Cette relation s’est encore confirmée l’année dernière. « La politique monétaire a été un facteur haussier [sur le marché des] taux-longs au premier semestre 2024 puis baissier au second semestre », quand la baisse des taux directeurs a commencé dans la zone euro puis aux États-Unis, constate ainsi Yann Tampereau, chef économiste à la Caisse des dépôts, dans une note parue le 7 janvier 2025.

La politique de taux des banques centrales a également un impact sur les marchés d’actions. Une baisse des taux directeurs tend à faire monter le prix des actions, car elle est censée favoriser l’activité et donc les résultats des entreprises. Une hausse des taux a l’effet inverse. Les baisses de taux rendent par ailleurs les émissions d’obligations moins attractives et poussent les investisseurs à investir plutôt sur le marché boursier. Les taux d’intérêt des banques centrales et le cours des marchés d’actions évoluent donc en général en sens inverse.

Mais cette relation « est plus complexe », avertit William de Wilder, chef économiste de BNP Paribas, dans une analyse comparative de l’évolution de l’indice boursier américain S&P 500 et des taux de la Fed américaine entre 1996 et 2024. « Les marchés réagissent en général négativement à la perspective d’une hausse des taux d’intérêt, reconnaît-il. Mais les investisseurs se concentrent parfois sur les perspectives de bénéfices générés par un bon environnement de croissance qui contraint les banques centrales à relever leur taux directeur. »

L’évolution des taux directeurs a également un impact direct sur le marché des devises. Une hausse des taux d’intérêt dans une zone monétaire rend en effet plus intéressants les placements dans la monnaie de cette zone. Résultat, la monnaie locale devient plus demandée par des investisseurs étrangers et s’apprécie par rapport aux autres devises.

Cet effet peut d’ailleurs être recherché par la banque centrale dans sa stratégie de lutte contre l’inflation, car l’appréciation de la monnaie va faire baisser le prix des produits importés.
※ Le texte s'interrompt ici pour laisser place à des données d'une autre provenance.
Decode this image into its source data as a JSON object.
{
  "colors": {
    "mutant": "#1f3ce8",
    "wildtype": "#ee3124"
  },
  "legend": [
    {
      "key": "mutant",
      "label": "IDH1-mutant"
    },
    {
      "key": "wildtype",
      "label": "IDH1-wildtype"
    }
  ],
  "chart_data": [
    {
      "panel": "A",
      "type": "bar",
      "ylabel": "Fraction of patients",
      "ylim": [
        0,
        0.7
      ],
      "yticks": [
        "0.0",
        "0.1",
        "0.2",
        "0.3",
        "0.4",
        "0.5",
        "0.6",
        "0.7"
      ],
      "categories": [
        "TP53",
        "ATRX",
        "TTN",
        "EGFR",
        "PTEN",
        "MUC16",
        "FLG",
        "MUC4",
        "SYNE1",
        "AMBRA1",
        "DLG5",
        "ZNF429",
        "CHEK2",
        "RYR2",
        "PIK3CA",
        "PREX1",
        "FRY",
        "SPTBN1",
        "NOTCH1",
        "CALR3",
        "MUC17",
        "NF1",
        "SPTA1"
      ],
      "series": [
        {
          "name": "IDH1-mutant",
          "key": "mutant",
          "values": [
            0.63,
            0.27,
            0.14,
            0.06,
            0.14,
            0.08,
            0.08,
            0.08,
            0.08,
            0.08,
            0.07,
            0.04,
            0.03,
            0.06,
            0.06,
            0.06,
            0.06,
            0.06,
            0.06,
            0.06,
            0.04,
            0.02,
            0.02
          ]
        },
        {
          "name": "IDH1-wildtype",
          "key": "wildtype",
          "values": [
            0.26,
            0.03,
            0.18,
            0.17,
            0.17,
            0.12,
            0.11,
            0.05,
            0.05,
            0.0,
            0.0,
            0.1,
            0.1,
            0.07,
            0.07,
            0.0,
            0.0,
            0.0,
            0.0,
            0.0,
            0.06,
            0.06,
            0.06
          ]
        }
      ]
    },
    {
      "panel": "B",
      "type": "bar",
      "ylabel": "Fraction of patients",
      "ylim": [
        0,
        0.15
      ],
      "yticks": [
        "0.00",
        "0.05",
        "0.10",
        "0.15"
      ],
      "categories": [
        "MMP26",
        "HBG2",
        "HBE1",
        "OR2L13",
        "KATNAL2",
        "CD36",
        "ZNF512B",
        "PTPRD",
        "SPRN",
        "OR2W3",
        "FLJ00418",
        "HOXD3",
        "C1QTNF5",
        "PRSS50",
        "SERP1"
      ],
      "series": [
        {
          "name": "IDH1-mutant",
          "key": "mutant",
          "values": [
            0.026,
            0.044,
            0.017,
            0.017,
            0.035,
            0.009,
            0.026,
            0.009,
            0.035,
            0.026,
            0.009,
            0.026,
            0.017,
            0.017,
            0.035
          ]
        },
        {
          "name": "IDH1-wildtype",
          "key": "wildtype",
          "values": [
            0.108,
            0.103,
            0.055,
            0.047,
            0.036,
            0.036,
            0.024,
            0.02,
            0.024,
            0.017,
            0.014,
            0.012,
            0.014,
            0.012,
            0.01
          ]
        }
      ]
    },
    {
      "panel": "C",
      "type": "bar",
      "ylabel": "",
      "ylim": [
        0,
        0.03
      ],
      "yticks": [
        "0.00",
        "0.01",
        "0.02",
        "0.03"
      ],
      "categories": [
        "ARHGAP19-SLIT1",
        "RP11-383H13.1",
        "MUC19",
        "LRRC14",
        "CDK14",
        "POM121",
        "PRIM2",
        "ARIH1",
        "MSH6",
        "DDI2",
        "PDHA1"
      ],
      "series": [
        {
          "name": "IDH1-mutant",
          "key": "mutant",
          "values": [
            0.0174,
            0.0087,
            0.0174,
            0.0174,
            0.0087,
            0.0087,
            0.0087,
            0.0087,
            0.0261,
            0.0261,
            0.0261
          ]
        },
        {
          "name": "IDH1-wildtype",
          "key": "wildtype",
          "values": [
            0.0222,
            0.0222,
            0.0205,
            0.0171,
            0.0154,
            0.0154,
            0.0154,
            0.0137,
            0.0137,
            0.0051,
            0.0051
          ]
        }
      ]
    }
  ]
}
On observe l’effet inverse en cas de baisse des taux directeurs. Mais comme le souligne la Banque de France, « à long terme, sur le marché des changes, la valeur d’une monnaie est liée aux fondamentaux de son économie ».

Les limites de la politique des taux

Si les taux d’intérêt directeurs sont bien les principaux instruments de la politique monétaire conventionnelle, ils ont atteint leurs limites quand il a fallu faire face à la crise financière de 2008 et aux crises qui ont suivi. Elles ont en effet amené les banques centrales à abaisser leurs taux aux alentours de zéro. Ceux de la BCE sont ainsi restés bloqués à zéro entre mars 2016 et juillet 2022, le taux de dépôt étant même négatif, rendant difficile toute baisse supplémentaire.

Les banques centrales se sont alors dotées de nouveaux instruments dits « non conventionnels » comme des programmes d’achats massifs d’actifs financiers dont l’objectif était de peser directement sur les taux des obligations à moyen et long terme. Cette technique dite « d’assouplissement quantitatif » a également été appliquée lors de la pandémie de Covid.

Depuis juillet 2022, toutefois, face au retour de l’inflation en zone euro, ces outils sont moins utilisés. Et les taux d’intérêt ont fait leur retour au premier plan de la politique monétaire. Mais la relation entre taux d’intérêt directeurs et marchés financiers est loin d’être simple. Pour preuve, le fait que la baisse actuelle des taux directeurs à court terme de la BCE et de la Fed s’accompagne d’une hausse des taux longs. Une divergence contraire au cas général qui suscite des débats chez les experts.